I'm getting quite good at it, especially for Charles, Dan, Lindy and Bethany.
13
Charles isn't talking about the Internet replacing water globally, he knows you can't drink bits, he's talking about the flow of information being a basic human right in urban western civilizations. Just like access to clean water has provided us the time and health to pursue other productive endeavors, information technology provides infinite opportunities to urban westerners. The third world is another story all together, but he has a point. Waiting in line at the DMV all morning and then spending all afternoon physically walking files around to various customers or clients is the western version of walking all day to the well, waiting in line and then carrying your water home.
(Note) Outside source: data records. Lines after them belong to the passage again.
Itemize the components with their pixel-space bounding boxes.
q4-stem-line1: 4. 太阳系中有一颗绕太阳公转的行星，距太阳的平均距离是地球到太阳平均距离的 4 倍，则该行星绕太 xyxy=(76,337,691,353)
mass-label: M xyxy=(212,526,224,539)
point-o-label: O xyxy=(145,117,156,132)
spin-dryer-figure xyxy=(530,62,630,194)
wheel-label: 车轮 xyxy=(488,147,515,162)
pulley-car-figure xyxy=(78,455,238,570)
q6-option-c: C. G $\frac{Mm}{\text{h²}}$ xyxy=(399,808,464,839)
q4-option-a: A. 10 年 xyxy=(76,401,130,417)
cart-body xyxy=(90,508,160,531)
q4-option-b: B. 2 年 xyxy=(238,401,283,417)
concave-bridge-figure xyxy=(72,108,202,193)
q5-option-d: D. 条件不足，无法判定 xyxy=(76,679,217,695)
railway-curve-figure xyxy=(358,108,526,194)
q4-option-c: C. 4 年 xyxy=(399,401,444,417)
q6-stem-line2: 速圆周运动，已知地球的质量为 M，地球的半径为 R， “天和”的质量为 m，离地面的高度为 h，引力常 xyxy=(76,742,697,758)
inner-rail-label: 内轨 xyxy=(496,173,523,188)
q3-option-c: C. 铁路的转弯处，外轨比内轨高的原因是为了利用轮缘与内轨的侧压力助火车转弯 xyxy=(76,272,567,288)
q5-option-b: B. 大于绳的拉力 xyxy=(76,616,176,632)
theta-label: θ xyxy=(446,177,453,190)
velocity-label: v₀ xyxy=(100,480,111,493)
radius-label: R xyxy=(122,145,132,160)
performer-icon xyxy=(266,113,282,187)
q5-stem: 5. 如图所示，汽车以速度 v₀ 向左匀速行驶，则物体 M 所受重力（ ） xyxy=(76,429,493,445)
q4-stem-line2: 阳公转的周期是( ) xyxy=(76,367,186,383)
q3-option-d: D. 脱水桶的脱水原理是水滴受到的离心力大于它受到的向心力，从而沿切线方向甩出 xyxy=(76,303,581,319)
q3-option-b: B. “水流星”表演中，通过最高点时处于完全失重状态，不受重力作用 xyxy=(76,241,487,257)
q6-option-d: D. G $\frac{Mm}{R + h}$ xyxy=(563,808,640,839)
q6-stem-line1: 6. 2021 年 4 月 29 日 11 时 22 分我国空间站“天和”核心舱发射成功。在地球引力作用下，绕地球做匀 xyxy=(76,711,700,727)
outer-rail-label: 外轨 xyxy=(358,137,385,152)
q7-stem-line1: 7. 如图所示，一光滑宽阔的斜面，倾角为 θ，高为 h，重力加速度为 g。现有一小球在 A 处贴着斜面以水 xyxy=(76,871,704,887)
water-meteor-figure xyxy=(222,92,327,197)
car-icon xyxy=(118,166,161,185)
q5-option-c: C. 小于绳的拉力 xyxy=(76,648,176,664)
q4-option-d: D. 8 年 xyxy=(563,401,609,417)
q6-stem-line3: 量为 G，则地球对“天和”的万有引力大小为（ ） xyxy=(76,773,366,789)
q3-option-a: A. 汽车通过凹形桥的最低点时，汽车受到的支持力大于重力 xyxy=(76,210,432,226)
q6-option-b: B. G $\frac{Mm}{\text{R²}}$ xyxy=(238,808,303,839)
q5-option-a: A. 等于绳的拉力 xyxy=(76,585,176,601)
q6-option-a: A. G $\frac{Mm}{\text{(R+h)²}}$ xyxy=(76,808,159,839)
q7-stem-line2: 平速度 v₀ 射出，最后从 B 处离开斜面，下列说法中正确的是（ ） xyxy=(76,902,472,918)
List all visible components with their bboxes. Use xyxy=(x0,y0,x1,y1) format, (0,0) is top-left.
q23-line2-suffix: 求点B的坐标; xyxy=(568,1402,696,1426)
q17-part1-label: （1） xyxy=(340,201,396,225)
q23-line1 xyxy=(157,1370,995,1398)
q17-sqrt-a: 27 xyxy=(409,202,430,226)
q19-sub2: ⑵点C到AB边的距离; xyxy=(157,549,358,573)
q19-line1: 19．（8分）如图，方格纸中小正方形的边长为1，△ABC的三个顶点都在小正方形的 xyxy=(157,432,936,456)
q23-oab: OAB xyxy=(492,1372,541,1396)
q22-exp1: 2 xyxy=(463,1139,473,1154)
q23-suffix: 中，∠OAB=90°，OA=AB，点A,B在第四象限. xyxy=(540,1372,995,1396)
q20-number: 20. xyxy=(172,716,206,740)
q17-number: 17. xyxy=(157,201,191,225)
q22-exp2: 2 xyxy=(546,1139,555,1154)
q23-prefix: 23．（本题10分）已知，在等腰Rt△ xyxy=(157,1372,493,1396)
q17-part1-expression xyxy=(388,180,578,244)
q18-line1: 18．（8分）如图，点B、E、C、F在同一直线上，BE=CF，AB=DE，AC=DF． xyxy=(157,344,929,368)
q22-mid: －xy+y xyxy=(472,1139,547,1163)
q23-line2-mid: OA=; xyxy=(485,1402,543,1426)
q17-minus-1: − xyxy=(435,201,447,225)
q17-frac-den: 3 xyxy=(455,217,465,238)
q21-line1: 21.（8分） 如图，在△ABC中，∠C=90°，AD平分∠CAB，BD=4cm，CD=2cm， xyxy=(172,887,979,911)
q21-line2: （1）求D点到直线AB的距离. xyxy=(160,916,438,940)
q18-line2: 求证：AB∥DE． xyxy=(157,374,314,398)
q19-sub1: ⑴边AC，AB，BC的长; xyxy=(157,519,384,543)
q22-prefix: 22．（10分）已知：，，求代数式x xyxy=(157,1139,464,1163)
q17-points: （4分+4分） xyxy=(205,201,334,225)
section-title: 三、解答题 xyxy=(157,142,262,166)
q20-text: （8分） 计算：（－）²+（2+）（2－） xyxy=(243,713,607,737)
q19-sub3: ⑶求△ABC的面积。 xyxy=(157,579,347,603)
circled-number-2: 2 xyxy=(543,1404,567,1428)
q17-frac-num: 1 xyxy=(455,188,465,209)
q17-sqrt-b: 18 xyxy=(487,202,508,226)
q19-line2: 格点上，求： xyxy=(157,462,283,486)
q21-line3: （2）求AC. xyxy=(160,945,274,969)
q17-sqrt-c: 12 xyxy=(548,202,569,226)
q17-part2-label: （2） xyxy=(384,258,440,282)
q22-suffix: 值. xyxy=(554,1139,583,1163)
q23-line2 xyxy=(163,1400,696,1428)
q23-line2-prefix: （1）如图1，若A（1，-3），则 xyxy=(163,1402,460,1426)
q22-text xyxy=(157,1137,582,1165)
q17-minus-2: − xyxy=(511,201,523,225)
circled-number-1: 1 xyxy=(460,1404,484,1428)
The internet provides both the luxury of time and information.
14
"the cultural evolution that will occur when we have a greater percentage of the global population interacting online will fundamentally change the way humans think and communicate"

I agree, I never let a day go by without telling a third worlder over the Web NOT to shit in their drinking water.
15
@Morgan. I'm glad someone is talking about the article beyond the whole water thing. Within the positive space of the internet I think, though, that to some extent the old media trends are being reborn, which could get in the way of the de-territorialized speed interaction talked about.
16
@ Theoretical: Of course you are right and its critical that we prevent media conglomerates from partitioning off bandwidth like they did with the airwaves. Equal access is critical to maintaining the democratic quality of the internet and there are a lot of special interests working to create preferred access for the biggest companies which would greatly reduce the diversity of ideas and voices readily available online.
17
I agree with Charles on this one but I think he chose the wrong utility. The internet isn't like water. If you don't get water you literally die. Rather, the internet is like electricity. It's a requirement for living into today's society. Sure, you don't *need* it to live, but without it everything is harder to do and you're cut off from a lot of what culture and society is in it's current form. People without it can clearly be considered disadvantaged.